Grokking Lied to Me.
Since the original mechanistic interpretability research, I found a big chasm in my understanding between "this neuron fires every time Trump is in the input" and 6D hyper-structures that correspond to understanding line breaks. With so much to learn in the transformer space, I parked mechanistic interpretability for a while and decided to go to some first principles - like transformer fundamentals (my Git repo). However, Welch Labs recently posted a YouTube video on Grokking, which immediately piqued my interest.
Grokking is basically what it sounds like. It's the difference between memorizing notes to play a specific song and understanding specific chord progressions sound good. In Bloom's Taxonomy, it's like knowledge versus comprehension. More specifically in machine learning, it's the idea that after training set performance has converged, we can keep running training – for hundreds of epochs – and then then later an emergent capability happens where suddenly we go from memorization to generalization. The specific example used is modular arithmetic (a + b) mod n.
Super interesting, right? That means even though our loss looks pretty good, our training accuracy looks good, something is still happening. When you start peel back the onion, familiar shapes start appearing - namely trig functions. I suppose I remember more of my electrical engineering degree than I thought, because this felt intuitive and immediately make me think about Fourier transforms – frequency domain approximations of functions. Is the network doing math in the frequency domain to compute modular arithmetic?
Seeing is believing, and this video had my mind racing. While playing board games with family over Christmas, all my mind could think about what this. Was Grokking just smoothing out the network's functions? How can we Grok faster? How do we regularize and measure curvature? Generalizing is like lower-order functions... how can we analyze the complexity? Lower-order Fourier approximations? Ideas ideas...
Without dedicated focus blocks, I found myself in scattered conversations with Claude discussing all the possibilities. Coming up with a plan, refining it, poking around different mathematical formulations I haven't used in ages. The thing is - LLMs basically incorporate everything I love – from calculus to shape back propagation to philosophical quandaries how an AI should behave, to the very process of learning itself. Perhaps here I could do something interesting - and at a small enough scale to iterate quickly! Can we take a moment to appreciate the irony of using hundreds of thousands of parameters to compute modular arithmetic?
I took the previous plan and iterated with Claude chats and Claude code for hours to formulate a plan to see how to test some theories to "Grok" faster. I kicked off my first Grokking experiment. Hmm, no test convergence. Is the a bug? Let's tune weight Decay. Learning rate. Let it run longer. Bigger network? How about switching to a Transformer? Reuse my previous implementation, nice! Convergence? Uhh... Kinda? Apparently this stuff was really sensitive to hyper-parameters. Fair enough. Let's set up a sweep, run it over night, come back in the morning. The results...?
The morning often brings clarity, and alas it has again. Seriously, look at the results. Okay, I'll walk you through them - there isn't actually that much going on. We've got a transformer network trying to learn the modular arithmetic function for p=17 and p=113, and we're varying learning rates and weight decay. And the results are... wildly different.
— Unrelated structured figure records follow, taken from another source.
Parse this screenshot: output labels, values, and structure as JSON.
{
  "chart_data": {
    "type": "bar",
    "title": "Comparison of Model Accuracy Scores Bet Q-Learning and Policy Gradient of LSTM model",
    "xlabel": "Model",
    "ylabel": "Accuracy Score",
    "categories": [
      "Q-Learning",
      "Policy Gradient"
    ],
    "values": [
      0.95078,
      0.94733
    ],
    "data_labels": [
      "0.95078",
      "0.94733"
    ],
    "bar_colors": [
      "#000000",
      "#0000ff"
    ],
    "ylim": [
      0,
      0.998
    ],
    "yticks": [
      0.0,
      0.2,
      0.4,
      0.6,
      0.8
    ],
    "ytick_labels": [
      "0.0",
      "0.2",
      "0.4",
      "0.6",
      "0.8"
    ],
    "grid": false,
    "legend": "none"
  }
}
Take a look again at the first "Grokking" graph versus the one directly below. Same modular arithmetic. Same transformer network. Same training process. Yet we "Grokked" mod 113 in ~500 steps, but Grokked mod 17 in 13,300? What? With the same learning rate, weight decay, and network configuration, the simpler mod function (p=17) took >20x longer to "Grok".
My experiments showed that Grokking can happen just a few hundred epochs in, where test accuracy just barely lags behind training. Or, it can happen 10s of thousands of steps in. Just by playing with learning rates and weight decay. For me this makes a strong case that when [at least] these two parameters are in balance, we've tuned the network to oscillate between memorization and generalization.
One way to look at this is try to understand how the network is responding. Is it hyper-sensitive to changes in inputs? Think "steep slope". Or is it doing a good job generalizing? Think "smooth curves". To understand this, we can measure how sensitive the network is (Jacobian) and whether its loss landscape is smooth or jagged (Hessian). A jagged landscape causes oscillation; a smooth one allows steady learning. We can see the network trying to make progress to smooth out the inner functions, but then fall back. Once we break out of the oscillation, we test accuracy steadily improves.
In fact, this suggests that the "Grokking" is phenomenon introduced by specific hyper-parameters, rather than an intrinsic property of the training neural nets! Specific tuning choices trigger oscillation, and aren't even necessarily the norm.
So while my excitement to accelerate learning is very much alive, Grokking "lied to me" by presenting itself as this beautiful test bed to validate the speed of generalized learning, when in fact it's an artifact of specific experimental setup.